The blockade was organised in response to a call for action from Workers in Palestine — a coalition of 30 Palestinian trade unions and professional associations — “to end all complicity and to stop arming Israel”.
The blockade involved Labour for Palestine, Labour Against the Arms Trade and World Beyond War — part of a coalition of 100 organisations calling on Members of Parliament and key government ministers to end arms sales to Israel. They have also organized online campaigns toward this goal.
Anna Lippman, of Labour for Palestine said at the blockade: “Workers in Canada do not want their labour used in service of ethnic cleansing. We demand that Canada cease arms sales to Israel. Labour unions have historically led the fight for human rights both in Canada and globally. Today we show up again and demand our politicians stop funding genocide.”
World Beyond War’s Rachel Small said in a statement: “We refuse to stand by as businesses in our neighborhoods and across Canada are arming and making a fortune off of carnage in Gaza and the massacre of thousands of Palestinians.”
That same day a sit-in took place at the constituency offices of 17 federal MPs, including Deputy Prime Minister and Minister of Finance Chrystia Freeland, Defence Minister Bill Blair and Foreign Affairs Minister Mélanie Joly.

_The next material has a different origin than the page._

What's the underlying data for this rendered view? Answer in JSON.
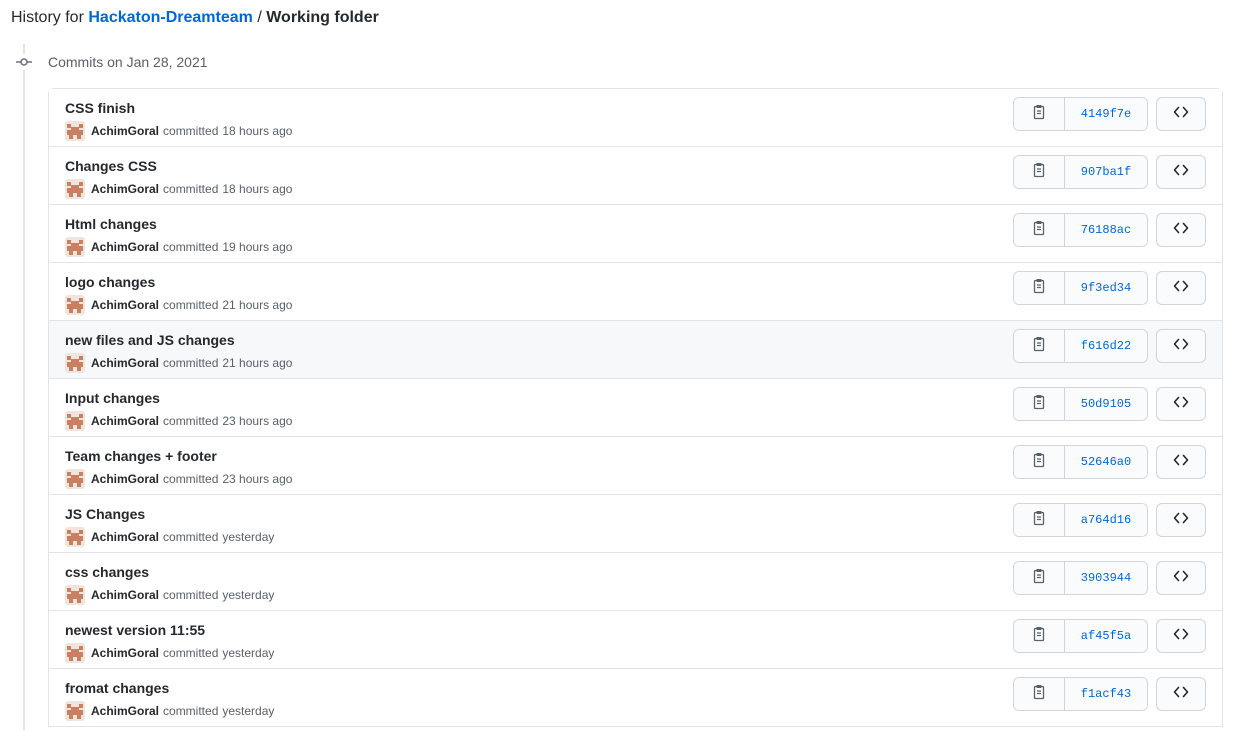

A sit in was also held at the office of New Democratic Party leader Jagmeet Singh. The NDP — which signed a cooperation agreement to prop up Trudeau’s minority government — could pull the plug over its refusal to support a ceasefire in Gaza, but it has so far refused to do so.
The blockades come as more and more unions, labour councils and union federations have come out with calls for a ceasefire and/or expressions of solidarity with Palestine. These calls must move to actions — whether strikes, blockades or boycotts. To assist with actions, World Beyond War has produced a map of weapons manufacturers in Canada arming Israel.
Canada also hosts key suppliers and profiteers of Israeli occupation, such as ZIM Lines, Israel's largest and oldest cargo shipping company. A ZIM ship stops in Vancouver roughly every month. There is also a ZIM office in downtown Vancouver. In recent years, dock workers — members of the International Longshore Workers Union — have refused to load or unload ZIM ships and there have been community blockades.
Policing Palestinian solidarity
At the INKAS blockade, police arrested five protesters and removed them from the site. They were all released and given a provincial offence notice for trespassing.
Police arrested six people at the sit in at Liberal Minister of Justice Arif Virani's office in Toronto. Police were also called to Joly’s office and removed protesters from Freeland’s office.
Police were called to the protest at Centre MP Randy Boissonnault’s office in Edmonton, removing protesters as they read out the names of 6000 Palestinians killed in Gaza.
As I have reported recently, many local police being deployed against Palestine solidarity activists have connections with Israeli security forces. Several, including Edmonton police and the Royal Canadian Mounted Police, have deployed their officers in joint operations with Israeli forces.